SKU: FJO-SI012 Category: Tag:

Description

Perusal Score

Duration

2 min

Instrumentation

guitar

Program Notes

Back in 2004, I composed a short 12-tone bossa-nova for solo guitar called Manipulaçao which consisted exclusively of manipulations of a collection of three pitches which could either be interpreted serially as a 015 trichord (which in atonal music theory is identical to an 045 trichord) or tonally as a major seventh chord (a characteristic chord in 1960s Brazilian music) which was either missing its third or fifth. The piece was constructed from chains of these three-pitch collections which encompassed all 12 pitches of the chromatic scale and so could be interpreted either as a tone row or music that was modulating to a new key every time there was a chord change. I called this process tessellation as a hat tip to the 20th century Dutch artist M. C. Escher who created stunning drawings consisting exclusively of iterations of one image filling the entire space. But since there are a total of 12 different possible three-pitch combinations according to atonal music theory, I’ve often thought about treating each of the 11 remaining sets the same way, ultimately forming a collection of 12 guitar pieces that would be something of a post-tonal response to J.S. Bach’s Well-Tempered Clavier and works created in its image (a series of pieces in every possible major and minor key) by a wide range of composers from Chopin to Shostakovich.

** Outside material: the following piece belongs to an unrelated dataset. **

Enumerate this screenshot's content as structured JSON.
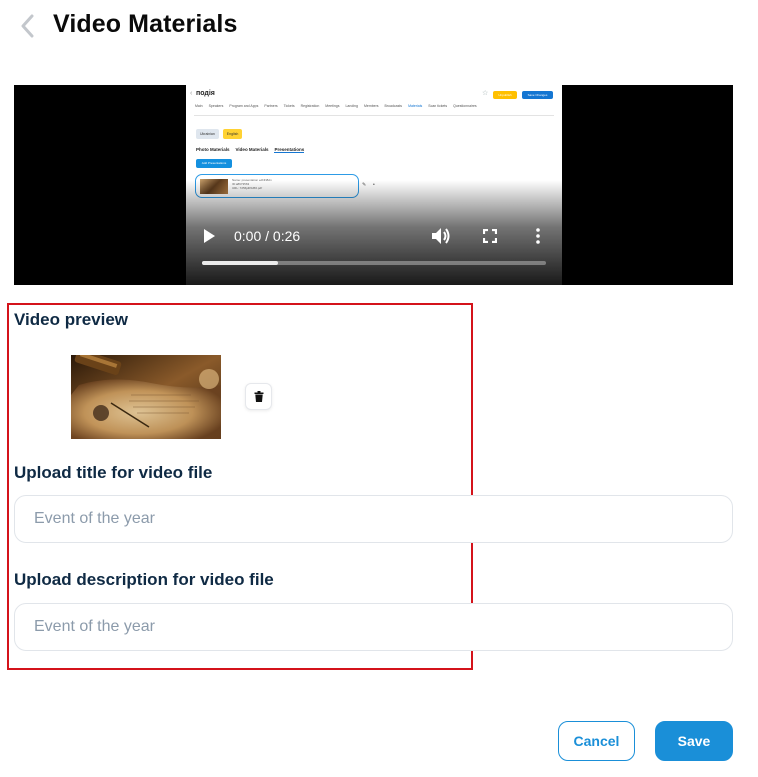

So in 2010, I played around with the 027 trichord, which is one of the most euphonious of all the 12 trichords (perhaps only slightly less so than the 037, which is a major or minor triad, or the aforementioned major seventh-sounding 015 of Manipulaçao), but which is something of an outlier from a total perspective. The 027 trichord appears in music by Franz Liszt and later in the quartal harmonies of Paul Hindemith and McCoy Tyner and the otherworldly-sounding chords built on stacked fifths of Béla Bartók which also quite appropriately permeate the soundtrack of the 1950s sci-fi series The Outer Limits.  However, the piece that I ultimately wound up composing, Strum, is much more down to earth. Still, like its companion Manipulação, it is entirely dodecaphonic despite arguably having a discernable tonal center at every moment. It is a relentless chain of power chords in which all six of the guitar’s strings are always in play. There are no rests, but it’s all over in a little over a minute. It somehow feels like an encore piece to me, although I hope it’s not the last one of these I write since I still have 10 more to go!